Figure 5.

FAXDC2 expedites megakaryopoiesis in murine bone marrow cells. (a) c-kit-positive progenitor cells isolated from primary murine bone marrow cells were transduced with control lentiviral vector (Ctrl) or FAXDC2-overexpressing (FAXDC2) vector to undergo megakaryocytic differentiation with thrombopoietin (TPO) for 6 days. The resultant cells were stained with phycoerythrin (PE)-CY7-conjugated anti-CD41 antibody and analyzed by flow cytometry (left panel). Bar graph (right panel) was the statistics of left panel. (b) The resultant cells were stained with PE-conjugated anti CD42 antibody and analyzed by flow cytometry (left panel). Bar graph (right panel) was the statistics of left panel. (c) The resultant cells were stained with anti-CD41-PE-CY7 and DAPI. The CD41⁺cells were gated for analysis of DNA content. The DNA content that is >4N is represented (left panel).
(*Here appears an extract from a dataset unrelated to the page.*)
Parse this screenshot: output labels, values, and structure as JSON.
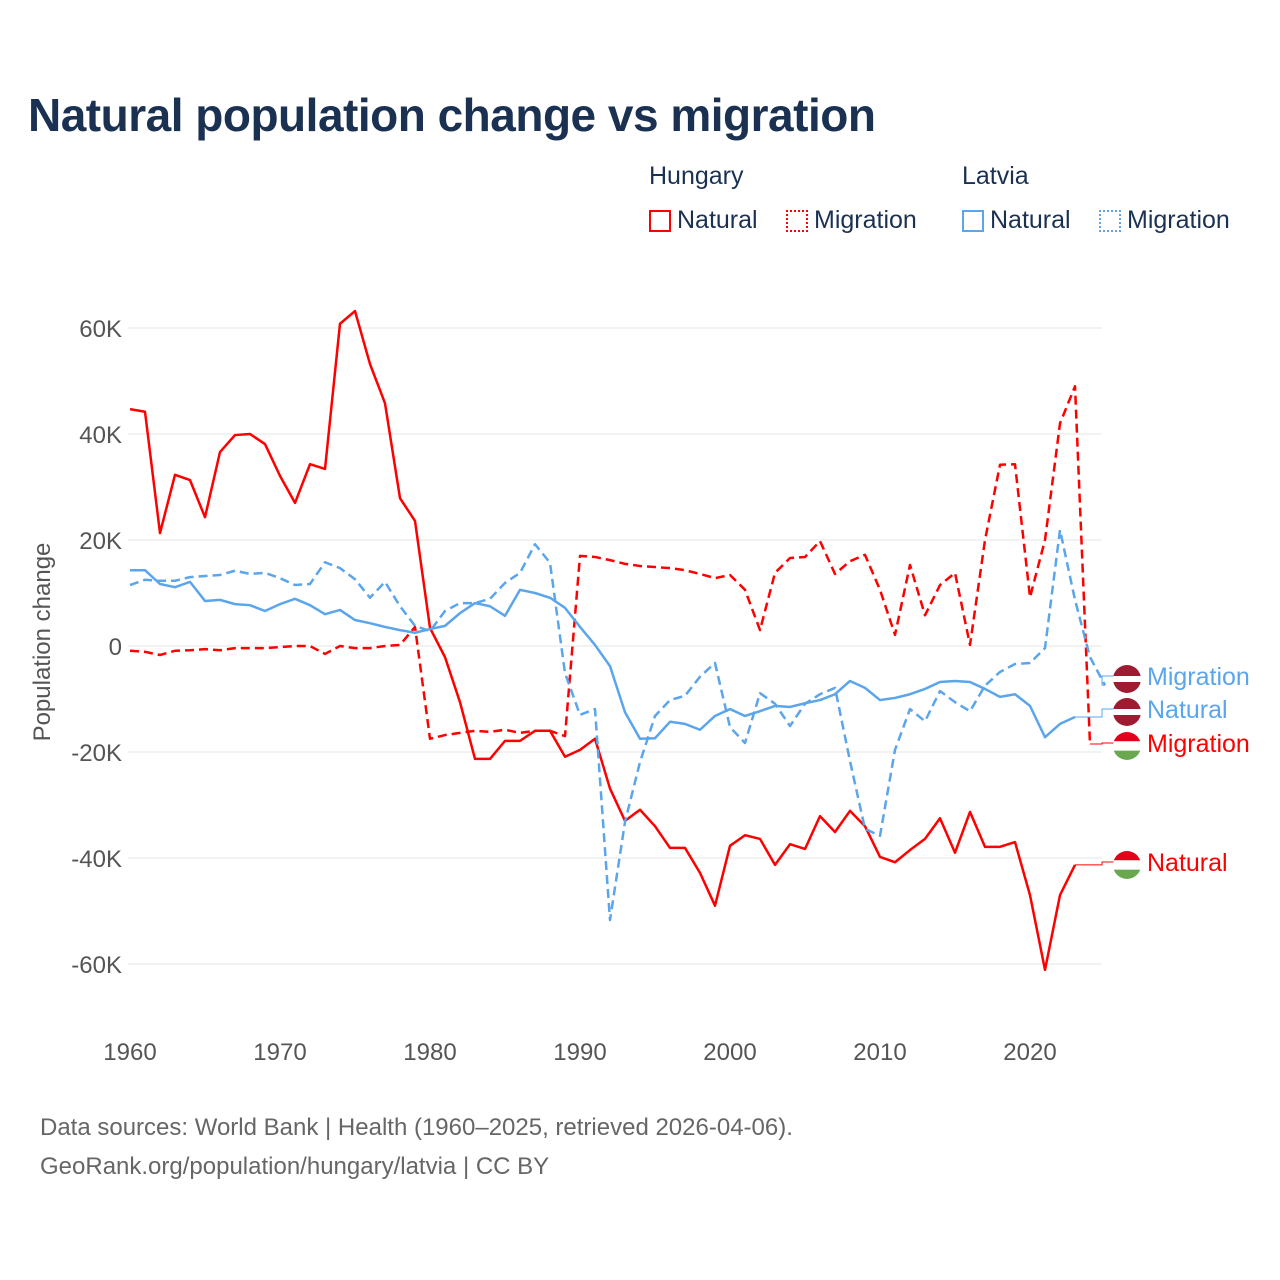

Bar graph (right panel) was the statistics of left panel. (d) The control (Ctrl) or FAXDC2-overexpressing (FAXDC2) cells were harvested for Wright-Giemsa stains. The stained cells were photographed under microscopy at the bright view of the microscope (magnification × 20 or magnification × 40). Scale Bar: 100 μm. (e) The control (Ctrl) or FAXDC2-overexpressing (FAXDC2) cells were harvested for quantitative real-time PCR (RT-PCR) at mRNA level. The expression of RUNX1 was measured. *P<0.05 compared with control.